En Copán parece que llegamos a otro país. Es un lugar tranquilo, un pueblecito con calles empedradas, palmeras, casas de alegres colores. Hay puestos de collares, de todo tipo de objetos con inscripciones mayas, de tacos y pupusas. Hay por todos lados barberías y pulperías. Llego al hotel al mismo tiempo que un director de documentales chino que ha recorrido el mundo entero, y dos americanas que hacen viaje de fin de semana: una de ellas es profesora en una escuela cerca de Tegucigalpa. Caminamos veinte minutos hasta llegar a la entrada del Parque Arqueológico Ruinas de Copán, una ciudad maya de hace 1300 años que se redescubrió hace apenas un siglo, y es Patrimonio de la Humanidad de la Unesco.



Hay una carreterita agradable a la salida del pueblo, en medio de un bosque y algunas siembras de maíz. Las motos y los tuk-tuks van y vienen, hay caballos sueltos pastando junto a la carretera, y algunos hombres traen montones de leña sobre los hombros. A la entrada del parque hay parejas de militares con sus rifles, también con sus teléfonos móviles bien visibles colgando del cinturón. Sobre el conjunto principal de templos y estelas sobrevuela una colonia de guacamayos, de hermosos plumajes rojos, amarillos y azules, que no dejan de alborotar. En la acrópolis hay varias estelas, piedras verticales esculpidas, que representan a gobernantes llenos de adornos.

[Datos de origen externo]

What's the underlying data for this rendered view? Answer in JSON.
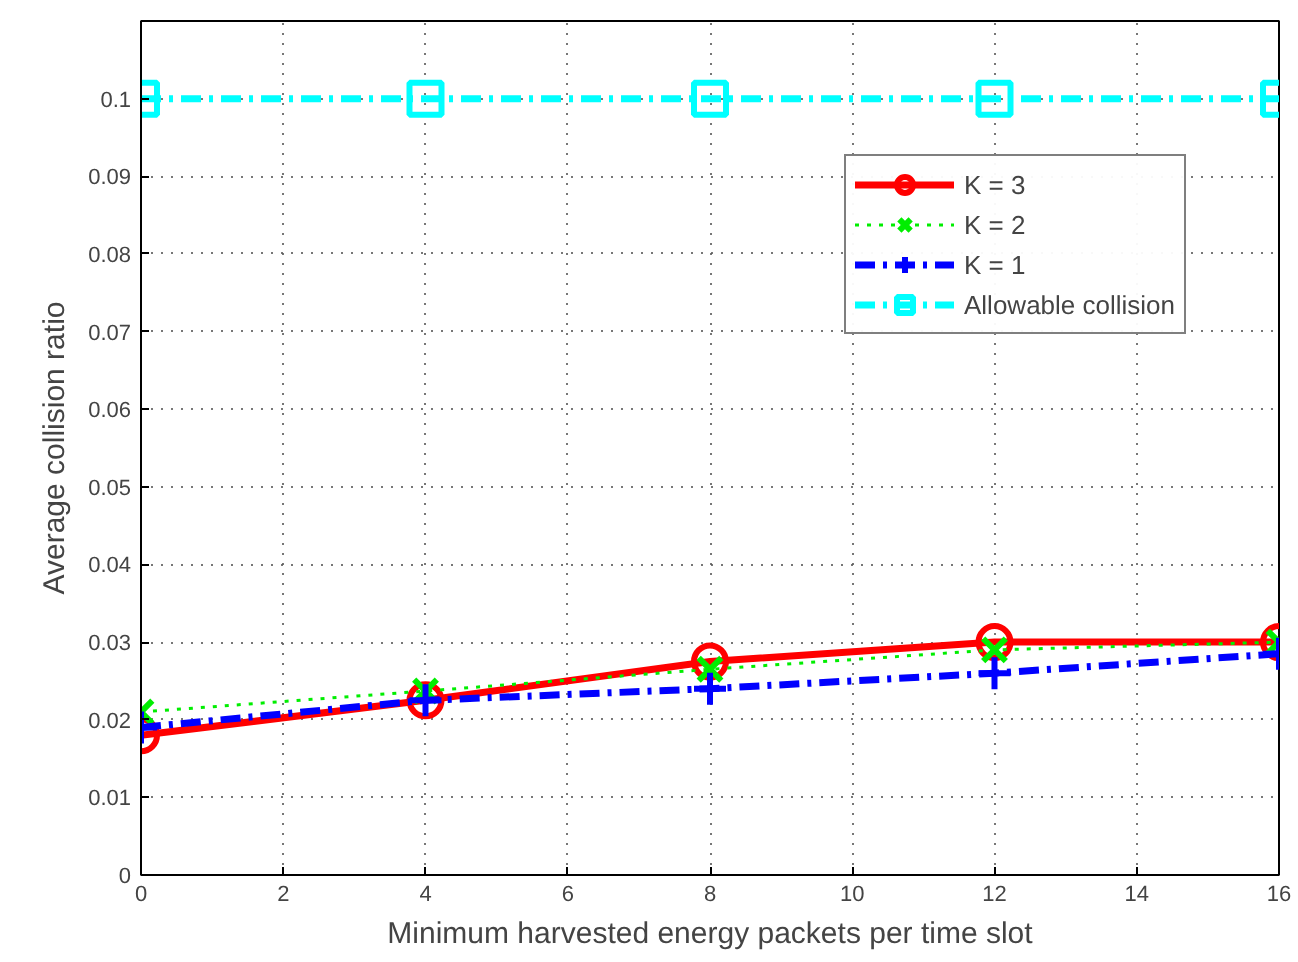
{
  "chart_data": {
    "type": "line",
    "xlabel": "Minimum harvested energy packets per time slot",
    "ylabel": "Average collision ratio",
    "x": [
      0,
      4,
      8,
      12,
      16
    ],
    "series": [
      {
        "name": "K = 3",
        "color": "#ff0000",
        "values": [
          0.018,
          0.0225,
          0.0275,
          0.03,
          0.03
        ],
        "marker": "circle",
        "line_style": "solid"
      },
      {
        "name": "K = 2",
        "color": "#00ee00",
        "values": [
          0.021,
          0.0237,
          0.0265,
          0.029,
          0.03
        ],
        "marker": "x",
        "line_style": "dotted"
      },
      {
        "name": "K = 1",
        "color": "#0000ff",
        "values": [
          0.019,
          0.0225,
          0.024,
          0.026,
          0.0285
        ],
        "marker": "cross",
        "line_style": "dashdot"
      },
      {
        "name": "Allowable collision",
        "color": "#00ffff",
        "values": [
          0.1,
          0.1,
          0.1,
          0.1,
          0.1
        ],
        "marker": "square",
        "line_style": "dashdot"
      }
    ],
    "xlim": [
      0,
      16
    ],
    "xticks": [
      0,
      2,
      4,
      6,
      8,
      10,
      12,
      14,
      16
    ],
    "ylim": [
      0,
      0.11
    ],
    "yticks": [
      0,
      0.01,
      0.02,
      0.03,
      0.04,
      0.05,
      0.06,
      0.07,
      0.08,
      0.09,
      0.1
    ],
    "grid": true,
    "legend": "top right"
  }
}
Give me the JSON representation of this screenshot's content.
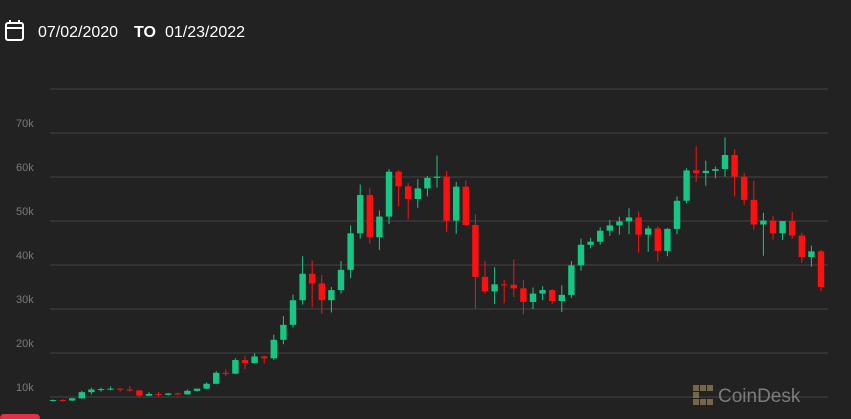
{
  "chart_data": {
    "type": "candlestick",
    "from_date": "07/02/2020",
    "to_label": "TO",
    "to_date": "01/23/2022",
    "watermark": "CoinDesk",
    "up_color": "#16c784",
    "down_color": "#ff1010",
    "grid": true,
    "ylim": [
      5,
      80
    ],
    "yticks": [
      {
        "value": 10,
        "label": "10k"
      },
      {
        "value": 20,
        "label": "20k"
      },
      {
        "value": 30,
        "label": "30k"
      },
      {
        "value": 40,
        "label": "40k"
      },
      {
        "value": 50,
        "label": "50k"
      },
      {
        "value": 60,
        "label": "60k"
      },
      {
        "value": 70,
        "label": "70k"
      }
    ],
    "open": [
      9.1,
      9.3,
      9.2,
      9.7,
      11.1,
      11.7,
      11.8,
      11.9,
      11.7,
      11.5,
      10.3,
      10.7,
      10.5,
      10.8,
      10.6,
      11.4,
      11.9,
      13.0,
      15.5,
      15.3,
      18.4,
      17.7,
      19.2,
      18.8,
      23.0,
      26.4,
      32.0,
      38.0,
      35.8,
      32.0,
      34.3,
      38.9,
      47.2,
      55.9,
      46.3,
      51.0,
      61.2,
      57.9,
      55.0,
      57.4,
      59.8,
      60.1,
      50.1,
      57.8,
      49.1,
      37.3,
      34.0,
      35.6,
      35.5,
      34.7,
      31.6,
      33.5,
      34.3,
      31.8,
      33.2,
      39.9,
      44.6,
      45.3,
      47.8,
      49.0,
      49.9,
      50.8,
      46.9,
      48.3,
      43.2,
      48.2,
      54.6,
      61.5,
      60.9,
      61.4,
      61.8,
      65.0,
      60.1,
      54.8,
      49.2,
      50.1,
      47.2,
      50.0,
      46.7,
      41.8,
      43.1
    ],
    "high": [
      9.4,
      9.5,
      9.8,
      11.4,
      12.1,
      12.1,
      12.4,
      12.0,
      12.5,
      11.6,
      11.1,
      11.2,
      10.9,
      11.0,
      11.7,
      11.9,
      13.3,
      15.9,
      16.3,
      18.8,
      19.4,
      19.9,
      19.4,
      24.2,
      28.4,
      33.3,
      42.0,
      41.0,
      37.8,
      35.0,
      40.9,
      49.0,
      58.3,
      57.5,
      52.4,
      61.8,
      61.6,
      58.6,
      59.5,
      60.2,
      64.9,
      61.4,
      58.9,
      59.2,
      51.5,
      40.9,
      39.5,
      36.6,
      41.3,
      36.6,
      34.9,
      35.2,
      34.5,
      35.4,
      40.9,
      46.0,
      46.2,
      48.6,
      50.2,
      51.0,
      52.9,
      52.2,
      48.9,
      48.8,
      48.4,
      55.6,
      62.0,
      67.0,
      63.7,
      62.4,
      69.0,
      66.3,
      60.9,
      59.1,
      51.9,
      51.2,
      49.5,
      52.1,
      47.3,
      44.4,
      43.5
    ],
    "low": [
      8.9,
      9.0,
      9.1,
      9.6,
      10.6,
      11.2,
      11.5,
      11.2,
      11.2,
      9.9,
      10.2,
      10.1,
      10.3,
      10.4,
      10.5,
      11.2,
      11.8,
      12.9,
      14.8,
      15.2,
      16.3,
      17.6,
      17.6,
      18.4,
      22.0,
      25.8,
      31.0,
      30.4,
      28.9,
      29.2,
      33.5,
      37.0,
      46.0,
      44.9,
      43.4,
      49.3,
      53.3,
      50.4,
      53.0,
      55.6,
      57.6,
      47.5,
      47.1,
      48.9,
      30.1,
      33.5,
      31.1,
      31.3,
      32.7,
      28.8,
      30.0,
      32.0,
      31.1,
      29.3,
      32.5,
      38.7,
      43.8,
      44.6,
      46.6,
      46.9,
      47.0,
      42.8,
      43.0,
      40.8,
      42.0,
      47.0,
      54.0,
      58.9,
      58.0,
      59.7,
      60.1,
      55.6,
      53.6,
      48.0,
      42.1,
      45.7,
      45.7,
      46.0,
      40.5,
      39.6,
      34.0
    ],
    "close": [
      9.3,
      9.2,
      9.7,
      11.1,
      11.7,
      11.8,
      11.9,
      11.7,
      11.5,
      10.3,
      10.7,
      10.5,
      10.8,
      10.6,
      11.4,
      11.9,
      13.0,
      15.5,
      15.3,
      18.4,
      17.7,
      19.2,
      18.8,
      23.0,
      26.4,
      32.0,
      38.0,
      35.8,
      32.0,
      34.3,
      38.9,
      47.2,
      55.9,
      46.3,
      51.0,
      61.2,
      57.9,
      55.0,
      57.4,
      59.8,
      60.1,
      50.1,
      57.8,
      49.1,
      37.3,
      34.0,
      35.6,
      35.5,
      34.7,
      31.6,
      33.5,
      34.3,
      31.8,
      33.2,
      39.9,
      44.6,
      45.3,
      47.8,
      49.0,
      49.9,
      50.8,
      46.9,
      48.3,
      43.2,
      48.2,
      54.6,
      61.5,
      60.9,
      61.4,
      61.8,
      65.0,
      60.1,
      54.8,
      49.2,
      50.1,
      47.2,
      50.0,
      46.7,
      41.8,
      43.1,
      35.0
    ]
  }
}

Las estelas están protegidas por precarios chozos de teja vieja.

Hay dos plazas, pequeñas pirámides, un juego de pelota, una larga escalinata de 62 escalones con jeroglíficos. Desde lo alto de una de las pirámides se puede ver el conjunto entero, con los bosques y las altas montañas de fondo. Una parte de las ruinas fueron destruidas por el río Copán antes de que se desviara su caudal en los años 30. A un kilómetro hay otro conjunto de ruinas, con zonas residenciales y sepulturas, donde todavía están en marcha las excavaciones. Entre un conjunto y otro empiezan los campos de maíz, junto al río, por donde se mueven campesinos menudos con sombrero panamá.

Anochece cuando llegamos al pueblo. Un hombre se está bañando en el río. En una calle en cuesta unos mariachis dan una serenata a una pareja adolescente. En un restaurante modesto, con los niños de la casa jugando alrededor, nos sirven lo que llaman una cena típica: huevos revueltos, masa de frijoles, tajadas de plátano y aguacate, con una salsa dulce. En un bar que es una terraza abierta, los hombres gritan con un gol de la liga mexicana. Compramos unas cervezas en una pulpería y le preguntamos a la dueña si se puede beber en la calle: "Sólo hay ley seca los domingos desde las 5". Las tomamos en la plaza central, que está casi a oscuras, y por donde pasan sin decirnos nada los policías y los militares. Hay muchos niños jugando en la plaza, entre los puestos de artesanías que aún no han cerrado. La noche es templada, el ambiente es feliz y tranquilo. Qué bien se podría vivir en estos lugares, si no fuera por lo que es.